How Healthcare Organizations Can Protect Themselves against Hackers
It is with hope that with the growing number of publicly disclosed breaches, healthcare organizations will be encouraged to expend or allocate more resources on securing data, networks, and systems.
The HealthCare.gov hacking was easily preventable, according to Ashley Leonard, president and CEO of Verismic Software, but usually occurs in organizations without proper training and IT management. She further goes on to state that the hack was a simple (but lethal) combination of bad IT management and poor end-user training.
Here are some ways healthcare organizations can lessen their vulnerability to security breaches:
1. Have Highly-Skilled IT Management Staff
IT professionals should know how to fortify security and how to mitigate a breach if there is one. It is also very important that IT managers and technology vendors (manufacturers, software providers) need a better way to share information on vulnerabilities and how to patch (avoid) them to end-users – hospital staff, admin employees and whoever accesses the network.

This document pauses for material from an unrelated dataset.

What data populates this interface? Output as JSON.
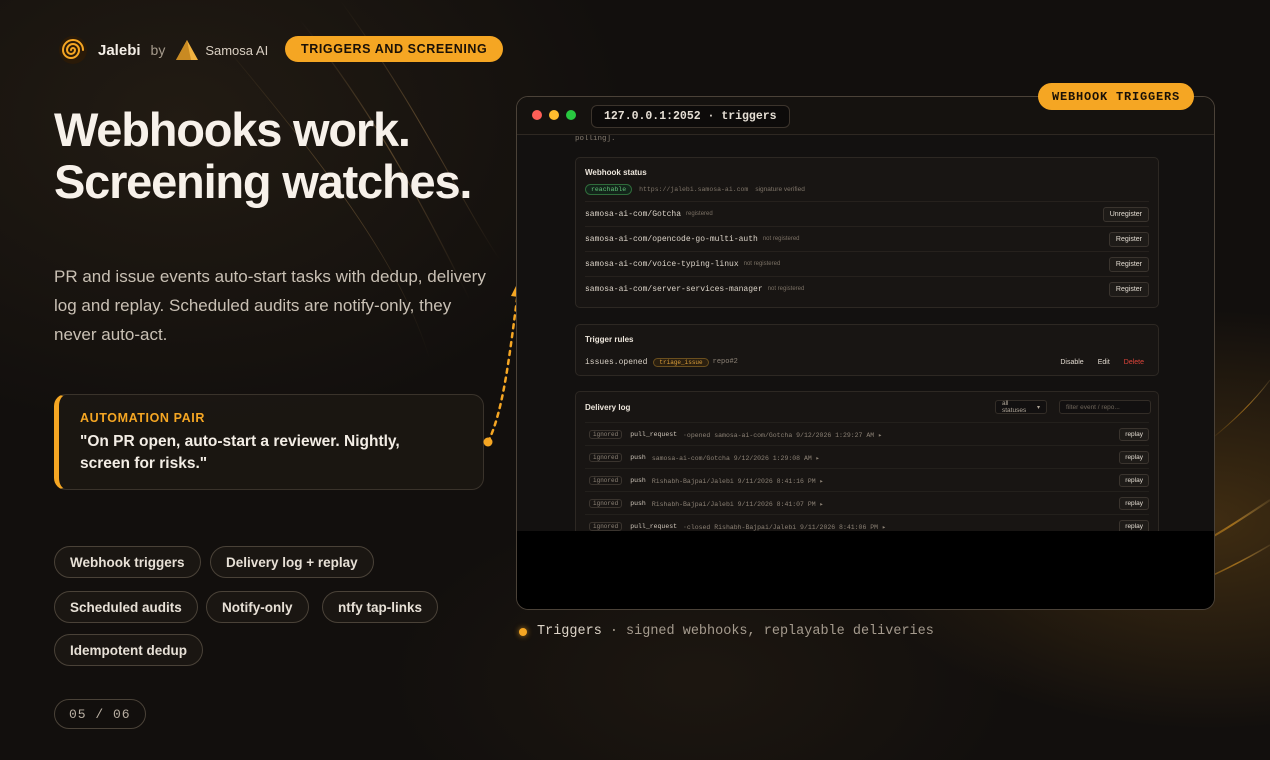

2. Strong Identification Access/Restriction System
Healthcare organizations need to step up on protecting most sensitive data. Passwords should be routinely changed and at the most confidential (top-security) level, identification should at the very least be moving to pass authentication procedures to two-step (combination password and voice for example) or biometrics.
3. End-User Training
The IT management will not be able to oversee and control everything without educating end-users on how to protect the system themselves. IT security policies should be enforced and explained on a continuous basis.
4. Investing on Security
Experts have noted that most healthcare organizations have spent more on electronic medical records (EMRs) and mandates than on security. This should be reversed. Security should be prioritized before splurging on data centers or devices. How good is your data worth when it’s going to be stolen? IT security comes in the form of solid infrastructure, software and the right people who will work on securing your network.
No technology, no team or individual can assure total security. Healthcare organizations will do well to emulate what financial institutions do – constantly improve, check and maintain security, reduce risk, and work together as one industry to bring forth lasting improvements towards security.